You can learn more about PlexTrac as a company and useful cybersecurity platform here.

Without further ado, let’s get to this week’s biggest cybersecurity news stories!

Cybersecurity is Among Six Industry Sectors Booming During COVID-19

Our first story of the week from SCMagazine is one that many cybersecurity professionals will be pleased to hear. The COVID-19 pandemic has ravaged many companies and industries across the globe, but the cybersecurity industry is thriving. In fact, the cybersecurity industry exceeded $1.5 billion in funding in Q1 of 2020. The other five sectors in the top six were the following: Telehealth, Remote Meeting/Collaboration Software, Med/Biotech, Payments, and Edtech.

(Read the full article from SCMagazine here)

Stay-at-Home Orders Coincide with a Massive DNS Surge

The next article highlighted this week comes from Dark Reading and is also related to COVID-19. This article details that there has been a strong tie between national stay-at-home orders and the number of domain-name system (DNS) requests on websites. The analysis supporting this claim was conducted on 316 major sites across five industries. While the correlation could be due to many factors, many cybersecurity professionals believe that this spike is due to attackers attempting a massively heightened amount of denial-of-service (DDoS) attacks.

(Read the full article from Dark Reading here)

Researchers at Check Point Have Unmasked a "Hacktivist" Who Defaced Nearly 5000 Sites

Infosecurity Magazine brings us our next story for the week. This article focuses on someone who has been infamously known as “VandaTheGod” online.
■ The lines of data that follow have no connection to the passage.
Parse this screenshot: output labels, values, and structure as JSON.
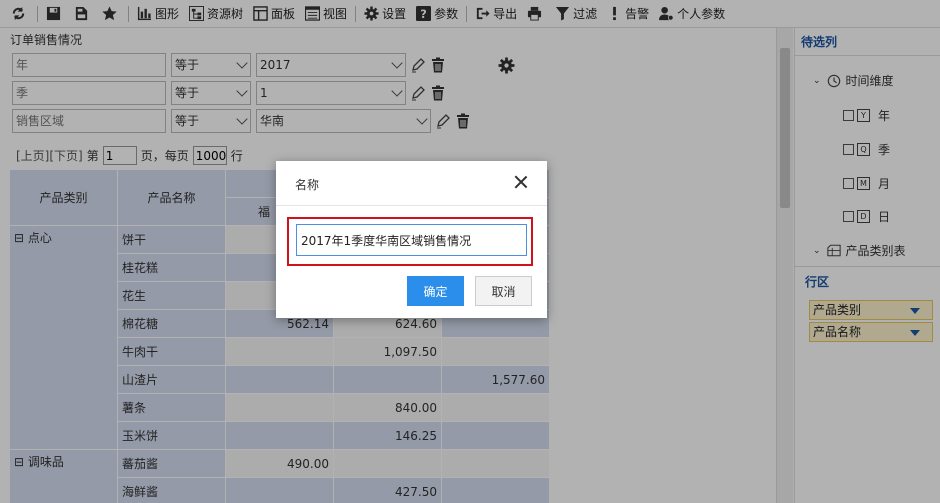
{
  "toolbar": {
    "items": [
      {
        "label": ""
      },
      {
        "label": ""
      },
      {
        "label": ""
      },
      {
        "label": ""
      },
      {
        "label": "图形"
      },
      {
        "label": "资源树"
      },
      {
        "label": "面板"
      },
      {
        "label": "视图"
      },
      {
        "label": "设置"
      },
      {
        "label": "参数"
      },
      {
        "label": "导出"
      },
      {
        "label": ""
      },
      {
        "label": "过滤"
      },
      {
        "label": "告警"
      },
      {
        "label": "个人参数"
      }
    ]
  },
  "report": {
    "title": "订单销售情况"
  },
  "filters": [
    {
      "field": "年",
      "operator": "等于",
      "value": "2017"
    },
    {
      "field": "季",
      "operator": "等于",
      "value": "1"
    },
    {
      "field": "销售区域",
      "operator": "等于",
      "value": "华南"
    }
  ],
  "pager": {
    "prev": "[上页]",
    "next": "[下页]",
    "page_prefix": "第",
    "page_value": "1",
    "page_suffix": "页，每页",
    "per_page_value": "1000",
    "per_page_suffix": "行"
  },
  "table": {
    "headers": {
      "category": "产品类别",
      "name": "产品名称",
      "sub1": "福"
    },
    "rows": [
      {
        "category": "⊟ 点心",
        "name": "饼干",
        "v1": "",
        "v2": "",
        "v3": ""
      },
      {
        "category": "",
        "name": "桂花糕",
        "v1": "",
        "v2": "",
        "v3": ""
      },
      {
        "category": "",
        "name": "花生",
        "v1": "",
        "v2": "",
        "v3": ""
      },
      {
        "category": "",
        "name": "棉花糖",
        "v1": "562.14",
        "v2": "624.60",
        "v3": ""
      },
      {
        "category": "",
        "name": "牛肉干",
        "v1": "",
        "v2": "1,097.50",
        "v3": ""
      },
      {
        "category": "",
        "name": "山渣片",
        "v1": "",
        "v2": "",
        "v3": "1,577.60"
      },
      {
        "category": "",
        "name": "薯条",
        "v1": "",
        "v2": "840.00",
        "v3": ""
      },
      {
        "category": "",
        "name": "玉米饼",
        "v1": "",
        "v2": "146.25",
        "v3": ""
      },
      {
        "category": "⊟ 调味品",
        "name": "蕃茄酱",
        "v1": "490.00",
        "v2": "",
        "v3": ""
      },
      {
        "category": "",
        "name": "海鲜酱",
        "v1": "",
        "v2": "427.50",
        "v3": ""
      }
    ]
  },
  "right_panel": {
    "pending_title": "待选列",
    "time_dim": "时间维度",
    "year": "年",
    "quarter": "季",
    "month": "月",
    "day": "日",
    "product_table": "产品类别表",
    "row_zone_title": "行区",
    "row_zone_items": [
      "产品类别",
      "产品名称"
    ],
    "cal_y": "Y",
    "cal_q": "Q",
    "cal_m": "M",
    "cal_d": "D"
  },
  "dialog": {
    "title": "名称",
    "name_value": "2017年1季度华南区域销售情况",
    "ok_label": "确定",
    "cancel_label": "取消"
  },
  "colors": {
    "accent": "#2b8eea",
    "highlight_border": "#d0121b",
    "header_blue": "#d5ddf0",
    "panel_title": "#1a56a4"
  }
}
This individual had been posting his large string of exploits on social media since the year 2013. While his exploits were sometimes seen as altruistic in nature, they also strayed heavily into irredeemable actions like data and log-in theft. This breadcrumb trail of posts has ultimately led to the discovery of the attacker’s identity. VandaTheGod has now been identified by researchers at Check Point as an individual living in Uberlandia, a south-eastern municipality in Brazil.

(Read the full article from Infosecurity Magazine here)
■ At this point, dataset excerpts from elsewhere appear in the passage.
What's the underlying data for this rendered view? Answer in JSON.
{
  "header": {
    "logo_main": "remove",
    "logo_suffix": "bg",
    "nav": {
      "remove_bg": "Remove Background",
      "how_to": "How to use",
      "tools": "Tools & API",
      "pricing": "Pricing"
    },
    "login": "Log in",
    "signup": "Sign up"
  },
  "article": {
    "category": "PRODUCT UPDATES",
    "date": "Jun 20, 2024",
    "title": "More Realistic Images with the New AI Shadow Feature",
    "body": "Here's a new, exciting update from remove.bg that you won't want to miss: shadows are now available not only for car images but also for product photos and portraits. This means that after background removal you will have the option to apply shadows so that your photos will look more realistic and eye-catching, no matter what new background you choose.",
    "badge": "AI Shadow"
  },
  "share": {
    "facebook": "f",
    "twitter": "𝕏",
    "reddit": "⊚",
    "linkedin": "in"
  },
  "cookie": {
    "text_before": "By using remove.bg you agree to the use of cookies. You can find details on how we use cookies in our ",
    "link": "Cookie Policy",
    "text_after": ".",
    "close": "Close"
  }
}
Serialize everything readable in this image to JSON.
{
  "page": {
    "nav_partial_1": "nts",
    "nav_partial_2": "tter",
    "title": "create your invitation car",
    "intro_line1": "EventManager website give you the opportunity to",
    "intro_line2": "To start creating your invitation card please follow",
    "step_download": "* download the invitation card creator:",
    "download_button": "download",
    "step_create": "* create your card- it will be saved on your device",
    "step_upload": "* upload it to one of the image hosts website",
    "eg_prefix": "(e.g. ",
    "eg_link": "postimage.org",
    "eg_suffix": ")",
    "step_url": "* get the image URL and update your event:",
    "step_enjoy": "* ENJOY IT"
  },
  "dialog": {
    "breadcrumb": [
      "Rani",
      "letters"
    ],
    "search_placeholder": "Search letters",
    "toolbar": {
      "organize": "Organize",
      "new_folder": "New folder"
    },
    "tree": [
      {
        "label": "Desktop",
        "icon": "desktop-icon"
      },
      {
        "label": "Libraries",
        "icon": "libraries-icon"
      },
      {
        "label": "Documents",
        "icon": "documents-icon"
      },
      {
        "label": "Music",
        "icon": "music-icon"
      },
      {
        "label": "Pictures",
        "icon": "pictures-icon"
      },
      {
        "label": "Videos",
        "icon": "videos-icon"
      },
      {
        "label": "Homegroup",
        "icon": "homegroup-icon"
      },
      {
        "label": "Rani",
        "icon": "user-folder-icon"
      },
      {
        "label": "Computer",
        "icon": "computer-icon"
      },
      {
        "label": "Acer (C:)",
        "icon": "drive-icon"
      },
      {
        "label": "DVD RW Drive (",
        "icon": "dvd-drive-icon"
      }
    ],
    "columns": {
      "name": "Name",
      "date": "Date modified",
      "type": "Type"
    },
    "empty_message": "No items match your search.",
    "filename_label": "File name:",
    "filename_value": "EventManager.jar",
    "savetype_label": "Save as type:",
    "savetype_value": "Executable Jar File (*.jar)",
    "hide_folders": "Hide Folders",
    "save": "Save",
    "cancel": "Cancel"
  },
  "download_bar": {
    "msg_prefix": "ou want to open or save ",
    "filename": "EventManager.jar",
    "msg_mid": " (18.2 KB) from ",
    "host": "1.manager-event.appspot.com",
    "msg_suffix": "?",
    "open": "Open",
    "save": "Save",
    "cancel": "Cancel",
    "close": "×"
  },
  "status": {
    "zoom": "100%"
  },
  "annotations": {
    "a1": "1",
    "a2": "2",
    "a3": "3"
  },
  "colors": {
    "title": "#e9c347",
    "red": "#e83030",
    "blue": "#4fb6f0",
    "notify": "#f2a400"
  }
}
ATM Skimmers Reportedly Had Protection from the Mexican Attorney General's Office

Our next story is a crazy one from Krebs on Security. The website claims that a group of Romanians operating an ATM company that bribed technicians to install bluetooth-skimmers in their ATMs had protection from a top anti-corruption official in Mexico. This news was brought to public attention by a formal complaint by several federal, state, and municipal officers. This complaint states that the attorney general’s office, which is responsible for combatting corruption, had initiated formal proceedings against them just for investigating the group’s participation in ATM skimming.

(Read the full article from Krebs on Security here)

Google Says That an Iran-Linked Hacker Targeted the WHO

Our last article of the week comes from Security Week. This article details a Wednesday report from Google which stated that an Iran-linked hacker group named “Charming Kitten” continues to target the World Health Organization (WHO) with attacks. These attacks, which reportedly have occurred since March 2nd, have been targeting account passwords. Additionally, it was reported that none of the attacks have been successful to this point, which is good news to hear. These statements come as yet another warning from Google that government-backed hackers are exploiting the COVID-19 pandemic with their attacks. These attacks have been carried out with many COVID-19 themed phishing and malware lures.